Pipes and redirection are the two shell features that let programs be wired together and connected to files without any program knowing about the others. They rest on a single idea: every Unix process has standard streams, standard input (file descriptor 0), standard output (file descriptor 1), and standard error (file descriptor 2), and the shell can attach those streams to whatever it likes before the program runs.

Redirection points an individual stream at a file. The GNU Bash Reference Manual’s Redirections section explains that if a file descriptor number is omitted, a redirection operator beginning with < refers to standard input (descriptor 0) and one beginning with > refers to standard output (descriptor 1). So command > file sends output into a file, overwriting it; command >> file appends instead; and command < file feeds the file in as input. The same section covers redirecting standard error and combining streams, for example sending both standard output and standard error to one file.

The pipe goes a step further and connects two running programs directly. The manual’s Pipelines section defines a pipeline as a sequence of one or more commands separated by the control operator | (or |&). The shell runs the commands concurrently and connects the standard output of each to the standard input of the next, so data flows through the chain as it is produced rather than being staged in a temporary file. A search tool can feed a sort tool which feeds a counter, all in one line, with no intermediate files and no program aware it is part of a pipeline.
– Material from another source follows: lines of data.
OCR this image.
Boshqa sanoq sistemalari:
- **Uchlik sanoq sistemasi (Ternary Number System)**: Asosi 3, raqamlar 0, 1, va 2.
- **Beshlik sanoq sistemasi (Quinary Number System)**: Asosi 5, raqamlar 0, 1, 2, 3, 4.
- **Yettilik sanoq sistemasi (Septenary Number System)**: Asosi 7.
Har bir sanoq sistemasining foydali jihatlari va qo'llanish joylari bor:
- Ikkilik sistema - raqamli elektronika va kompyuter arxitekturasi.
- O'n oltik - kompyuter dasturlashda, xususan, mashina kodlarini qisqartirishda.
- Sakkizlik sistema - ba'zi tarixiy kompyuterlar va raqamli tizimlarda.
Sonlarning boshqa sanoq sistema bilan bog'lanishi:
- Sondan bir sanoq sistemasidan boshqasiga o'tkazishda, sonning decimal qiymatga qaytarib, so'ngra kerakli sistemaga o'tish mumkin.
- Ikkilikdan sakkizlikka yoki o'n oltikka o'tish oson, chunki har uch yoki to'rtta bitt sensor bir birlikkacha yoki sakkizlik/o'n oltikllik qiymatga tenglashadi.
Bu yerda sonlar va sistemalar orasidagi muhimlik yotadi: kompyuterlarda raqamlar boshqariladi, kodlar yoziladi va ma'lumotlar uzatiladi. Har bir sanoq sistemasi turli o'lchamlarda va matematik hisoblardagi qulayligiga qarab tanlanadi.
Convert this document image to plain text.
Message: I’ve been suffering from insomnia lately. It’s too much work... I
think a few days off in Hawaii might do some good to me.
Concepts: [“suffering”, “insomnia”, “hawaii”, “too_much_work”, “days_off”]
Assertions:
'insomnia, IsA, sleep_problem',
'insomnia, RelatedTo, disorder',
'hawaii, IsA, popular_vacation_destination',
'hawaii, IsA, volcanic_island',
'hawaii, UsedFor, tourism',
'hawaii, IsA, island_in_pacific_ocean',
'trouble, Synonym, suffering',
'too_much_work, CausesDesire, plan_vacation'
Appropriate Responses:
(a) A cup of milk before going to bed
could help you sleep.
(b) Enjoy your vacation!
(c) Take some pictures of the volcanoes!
The pipe is one of the defining inventions of Unix, credited to Doug McIlroy and added by Ken Thompson. It is the concrete mechanism behind the Unix philosophy of small programs that each do one thing well: because every tool reads text from standard input and writes text to standard output, tools written years apart can be combined in ways their authors never anticipated. Text becomes a universal interface, and the pipe is the connector.

The exit behavior of a pipeline matters for scripting. The Pipelines section notes that, by default, the exit status of a pipeline is the status of its last command, unless the pipefail option is enabled, in which case the pipeline reports the rightmost command that exited non-zero. This detail is a common source of silent bugs, since a failure early in a pipeline can be masked by a successful final stage unless pipefail is set.

Together, pipes and redirection turn the shell from a command launcher into a dataflow language. With a handful of operators a user assembles custom one-off programs out of existing tools, which is why this small set of symbols, |, >, <, and >>, is among the most consequential notation in computing.